Department of Pediatrics (Neurology), University of Calgary Faculty of Medicine and Alberta Children's Hospital, Calgary, AB, Canada, harvey.sarnat{at}calgaryhealthregion.ca, Department of Pathology (Neuropathology), University of Calgary Faculty of Medicine and Alberta Children's Hospital, Calgary, AB, Canada, Department of Clinical Neurosciences University of Calgary Faculty of Medicine and Alberta Children's Hospital, Calgary, AB, Canada

Laura Flores-Sarnat, MD

Department of Pediatrics (Neurology), University of Calgary Faculty of Medicine and Alberta Children's Hospital, Calgary, AB, Canada

Neural crest cells are first recognized at the lateral margin of the neural placode shortly after gastrulation, although they are not committed to their diverse fates until later.
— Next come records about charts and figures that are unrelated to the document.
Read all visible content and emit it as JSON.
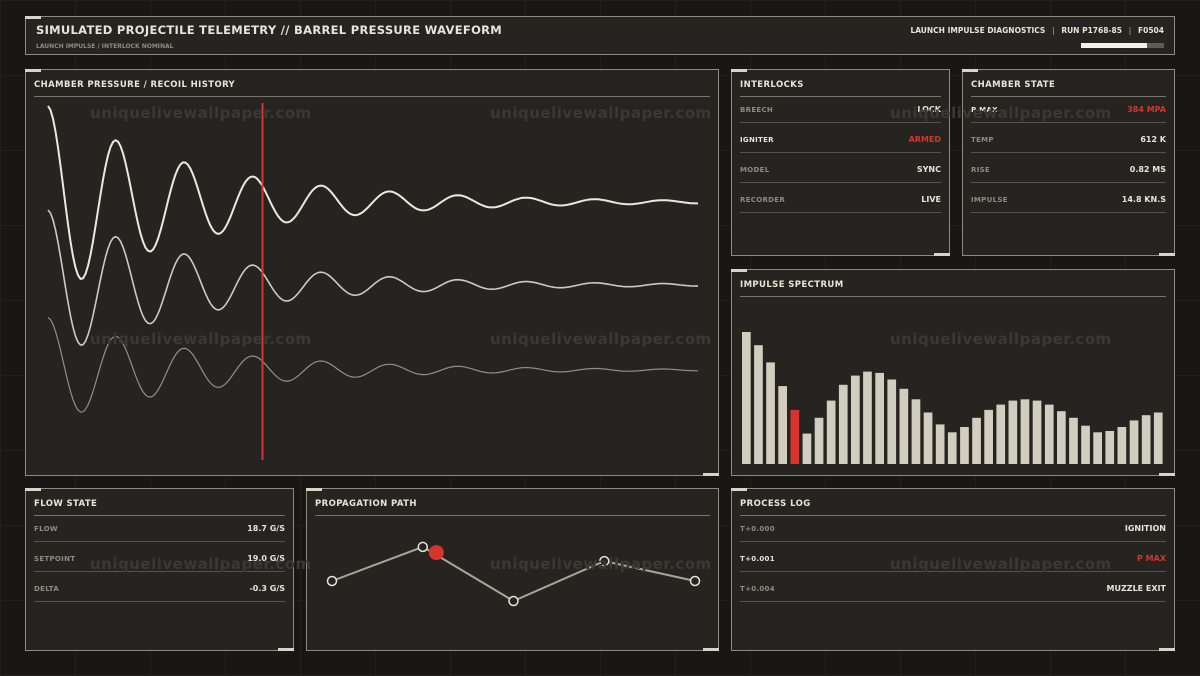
{
  "header": {
    "title": "SIMULATED PROJECTILE TELEMETRY // BARREL PRESSURE WAVEFORM",
    "subtitle": "LAUNCH IMPULSE / INTERLOCK NOMINAL",
    "diag": "LAUNCH IMPULSE DIAGNOSTICS",
    "run": "RUN P1768-85",
    "frame": "F0504",
    "progress": 0.8
  },
  "watermark": "uniquelivewallpaper.com",
  "waveform": {
    "title": "CHAMBER PRESSURE / RECOIL HISTORY"
  },
  "interlocks": {
    "title": "INTERLOCKS",
    "rows": [
      {
        "key": "BREECH",
        "value": "LOCK"
      },
      {
        "key": "IGNITER",
        "value": "ARMED"
      },
      {
        "key": "MODEL",
        "value": "SYNC"
      },
      {
        "key": "RECORDER",
        "value": "LIVE"
      }
    ]
  },
  "chamber": {
    "title": "CHAMBER STATE",
    "rows": [
      {
        "key": "P MAX",
        "value": "384 MPA"
      },
      {
        "key": "TEMP",
        "value": "612 K"
      },
      {
        "key": "RISE",
        "value": "0.82 MS"
      },
      {
        "key": "IMPULSE",
        "value": "14.8 KN.S"
      }
    ]
  },
  "flow": {
    "title": "FLOW STATE",
    "rows": [
      {
        "key": "FLOW",
        "value": "18.7 G/S"
      },
      {
        "key": "SETPOINT",
        "value": "19.0 G/S"
      },
      {
        "key": "DELTA",
        "value": "-0.3 G/S"
      }
    ]
  },
  "propagation": {
    "title": "PROPAGATION PATH"
  },
  "log": {
    "title": "PROCESS LOG",
    "rows": [
      {
        "key": "T+0.000",
        "value": "IGNITION"
      },
      {
        "key": "T+0.001",
        "value": "P MAX"
      },
      {
        "key": "T+0.004",
        "value": "MUZZLE EXIT"
      }
    ]
  },
  "colors": {
    "accent": "#d6342d",
    "line": "#ece8dc",
    "bar": "#d2cebf",
    "panel": "#252420"
  },
  "chart_data": [
    {
      "type": "line",
      "title": "CHAMBER PRESSURE / RECOIL HISTORY",
      "x": [
        0,
        0.05,
        0.1,
        0.15,
        0.2,
        0.25,
        0.3,
        0.35,
        0.4,
        0.45,
        0.5,
        0.55,
        0.6,
        0.65,
        0.7,
        0.75,
        0.8,
        0.85,
        0.9,
        0.95,
        1.0
      ],
      "series": [
        {
          "values": [
            0.0,
            1.0,
            0.05,
            0.8,
            0.18,
            0.58,
            0.3,
            0.48,
            0.36,
            0.44,
            0.39,
            0.42,
            0.4,
            0.415,
            0.405,
            0.41,
            0.405,
            0.408,
            0.405,
            0.407,
            0.406
          ]
        },
        {
          "values": [
            0.0,
            0.8,
            0.05,
            0.62,
            0.15,
            0.46,
            0.25,
            0.39,
            0.3,
            0.35,
            0.32,
            0.34,
            0.33,
            0.335,
            0.33,
            0.333,
            0.331,
            0.332,
            0.331,
            0.332,
            0.331
          ]
        },
        {
          "values": [
            0.0,
            0.55,
            0.05,
            0.42,
            0.12,
            0.32,
            0.19,
            0.28,
            0.22,
            0.25,
            0.23,
            0.245,
            0.235,
            0.24,
            0.237,
            0.239,
            0.238,
            0.238,
            0.238,
            0.238,
            0.238
          ]
        }
      ],
      "marker_x": 0.33,
      "grid": false
    },
    {
      "type": "bar",
      "title": "IMPULSE SPECTRUM",
      "values": [
        1.0,
        0.9,
        0.77,
        0.59,
        0.41,
        0.23,
        0.35,
        0.48,
        0.6,
        0.67,
        0.7,
        0.69,
        0.64,
        0.57,
        0.49,
        0.39,
        0.3,
        0.24,
        0.28,
        0.35,
        0.41,
        0.45,
        0.48,
        0.49,
        0.48,
        0.45,
        0.4,
        0.35,
        0.29,
        0.24,
        0.25,
        0.28,
        0.33,
        0.37,
        0.39
      ],
      "highlight_index": 4
    },
    {
      "type": "line",
      "title": "PROPAGATION PATH",
      "x": [
        0,
        1,
        2,
        3,
        4
      ],
      "values": [
        0.35,
        0.95,
        0.0,
        0.7,
        0.35
      ],
      "highlight_x": 1.15,
      "highlight_y": 0.85
    }
  ]
}
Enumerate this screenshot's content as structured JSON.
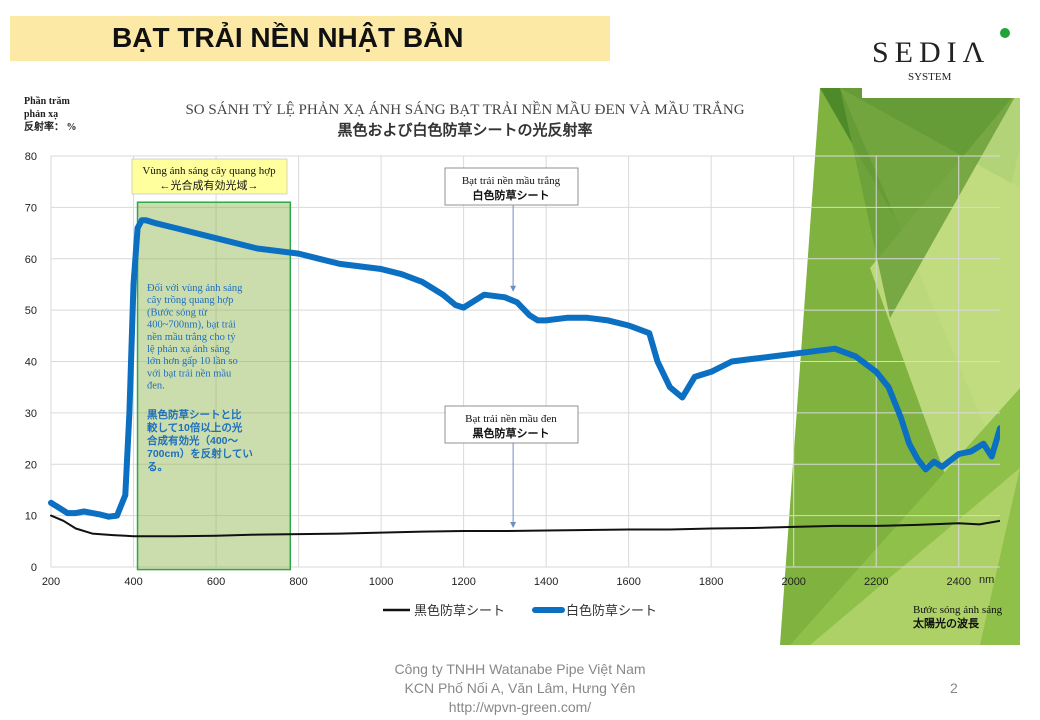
{
  "slide": {
    "title": "BẠT TRẢI NỀN NHẬT BẢN",
    "logo_main": "SEDIΛ",
    "logo_sub": "SYSTEM",
    "footer": {
      "line1": "Công ty TNHH  Watanabe  Pipe  Việt Nam",
      "line2": "KCN Phố Nối A, Văn Lâm, Hưng Yên",
      "line3": "http://wpvn-green.com/"
    },
    "page_number": "2"
  },
  "colors": {
    "white_sheet": "#0b6fc2",
    "black_sheet": "#111111",
    "title_band": "#fde9a6",
    "highlight": "#8db34a"
  },
  "chart_data": {
    "type": "line",
    "title": "SO SÁNH TỶ LỆ PHẢN XẠ ÁNH SÁNG BẠT TRẢI NỀN MẦU ĐEN VÀ MẦU TRẮNG",
    "subtitle": "黒色および白色防草シートの光反射率",
    "ylabel_lines": [
      "Phần trăm",
      "phản xạ",
      "反射率： %"
    ],
    "xunit": "nm",
    "xlabel_lines": [
      "Bước sóng ánh sáng",
      "太陽光の波長"
    ],
    "xlim": [
      200,
      2500
    ],
    "ylim": [
      0,
      80
    ],
    "xticks": [
      200,
      400,
      600,
      800,
      1000,
      1200,
      1400,
      1600,
      1800,
      2000,
      2200,
      2400
    ],
    "yticks": [
      0,
      10,
      20,
      30,
      40,
      50,
      60,
      70,
      80
    ],
    "grid": true,
    "legend_position": "bottom",
    "series": [
      {
        "name": "黒色防草シート",
        "x": [
          200,
          230,
          260,
          300,
          350,
          400,
          450,
          500,
          600,
          700,
          800,
          900,
          1000,
          1100,
          1200,
          1300,
          1400,
          1500,
          1600,
          1700,
          1800,
          1900,
          2000,
          2100,
          2200,
          2300,
          2400,
          2450,
          2500
        ],
        "y": [
          10,
          9,
          7.5,
          6.5,
          6.2,
          6,
          6,
          6,
          6.1,
          6.3,
          6.4,
          6.5,
          6.7,
          6.9,
          7,
          7,
          7.1,
          7.2,
          7.3,
          7.3,
          7.5,
          7.6,
          7.8,
          8,
          8,
          8.2,
          8.5,
          8.3,
          9
        ]
      },
      {
        "name": "白色防草シート",
        "x": [
          200,
          220,
          240,
          260,
          280,
          300,
          320,
          340,
          360,
          380,
          390,
          400,
          410,
          420,
          430,
          450,
          500,
          600,
          700,
          800,
          850,
          900,
          1000,
          1050,
          1100,
          1150,
          1180,
          1200,
          1230,
          1250,
          1300,
          1330,
          1360,
          1380,
          1400,
          1450,
          1500,
          1550,
          1600,
          1650,
          1670,
          1700,
          1730,
          1760,
          1800,
          1850,
          1900,
          1950,
          2000,
          2050,
          2100,
          2150,
          2200,
          2230,
          2260,
          2280,
          2300,
          2320,
          2340,
          2360,
          2400,
          2430,
          2460,
          2480,
          2500
        ],
        "y": [
          12.5,
          11.5,
          10.5,
          10.5,
          10.8,
          10.5,
          10.2,
          9.8,
          10,
          14,
          30,
          55,
          66,
          67.5,
          67.5,
          67,
          66,
          64,
          62,
          61,
          60,
          59,
          58,
          57,
          55.5,
          53,
          51,
          50.5,
          52,
          53,
          52.5,
          51.5,
          49,
          48,
          48,
          48.5,
          48.5,
          48,
          47,
          45.5,
          40,
          35,
          33,
          37,
          38,
          40,
          40.5,
          41,
          41.5,
          42,
          42.5,
          41,
          38,
          35,
          29,
          24,
          21,
          19,
          20.5,
          19.5,
          22,
          22.5,
          24,
          21.5,
          27
        ]
      }
    ],
    "annotations": {
      "pho_band": {
        "range": [
          400,
          700
        ],
        "label_vi": "Vùng ánh sáng cây quang hợp",
        "label_ja": "←光合成有効光域→",
        "desc_vi": [
          "Đối với vùng ánh sáng",
          "cây trồng quang hợp",
          "(Bước sóng từ",
          "400~700nm), bạt trải",
          "nền mầu trắng cho tỷ",
          "lệ phản xạ ánh sáng",
          "lớn hơn gấp 10 lần so",
          "với bạt trải nền mầu",
          "đen."
        ],
        "desc_ja": [
          "黒色防草シートと比",
          "較して10倍以上の光",
          "合成有効光（400～",
          "700cm）を反射してい",
          "る。"
        ]
      },
      "white_label": {
        "vi": "Bạt trải nền mầu trắng",
        "ja": "白色防草シート",
        "point_x": 1320,
        "point_y": 53
      },
      "black_label": {
        "vi": "Bạt trải nền mầu đen",
        "ja": "黒色防草シート",
        "point_x": 1320,
        "point_y": 7
      }
    }
  }
}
After dorsal closure of the neural tube, neural crest cells separate and migrate throughout the embryo to form many structures of ectodermal origin (eg, dorsal root and autonomic ganglia, peripheral nerve sheaths) and mesodermal origin (eg, blood vessels, melanocytes, adipose tissue, membranous bone, connective tissue, most of the ocular globe). Terminal differentiation occurs after migration is complete. Three regions of the neural tube generate neural crest: rhombencephalon, mesencephalon, and prosencephalon, each with a different migratory pattern. The most important genes promoting neural crest differentiation and migration are those with a dorsalizing influence in the vertical axis of the neural tube (eg, PAX3, BMP4, ZIC2), some segmentation genes (eg, WNT1), genes that inhibit neural crest (eg, EGR2), and neural crest—specific differentiating genes (eg, SLUG, SOX10). In the neurocutaneous syndromes, diverse features result from abnormal neural crest differentiation, providing a more encompassing embryologic basis for these disorders than the traditional view that these syndromes are somehow related to skin and brain because both are ectodermal derivatives. Abnormal angiogenesis, areas of abnormal pigmentation that sometimes follow the lines of Blashko, nerve sheath proliferations, disorders of chromaffin tissue, lipomes and benign and malignant tumors are frequent features. Many defective genes in neurocutaneous syndromes have an additional function as tumor suppressors. Interactions between genes associated with these disorders and others essential to neural crest formation, migration, and differentiation, are a likely molecular genetic basis for these diseases. The craniofacial abnormalities associated with many cerebral malformations and cutaneous lesions in some neurocutaneous syndromes emphasize an important inductive role of the neural tube in the development of non-neural tissues, mediated through neural crest. (J Child Neurol 2005;20:637—643).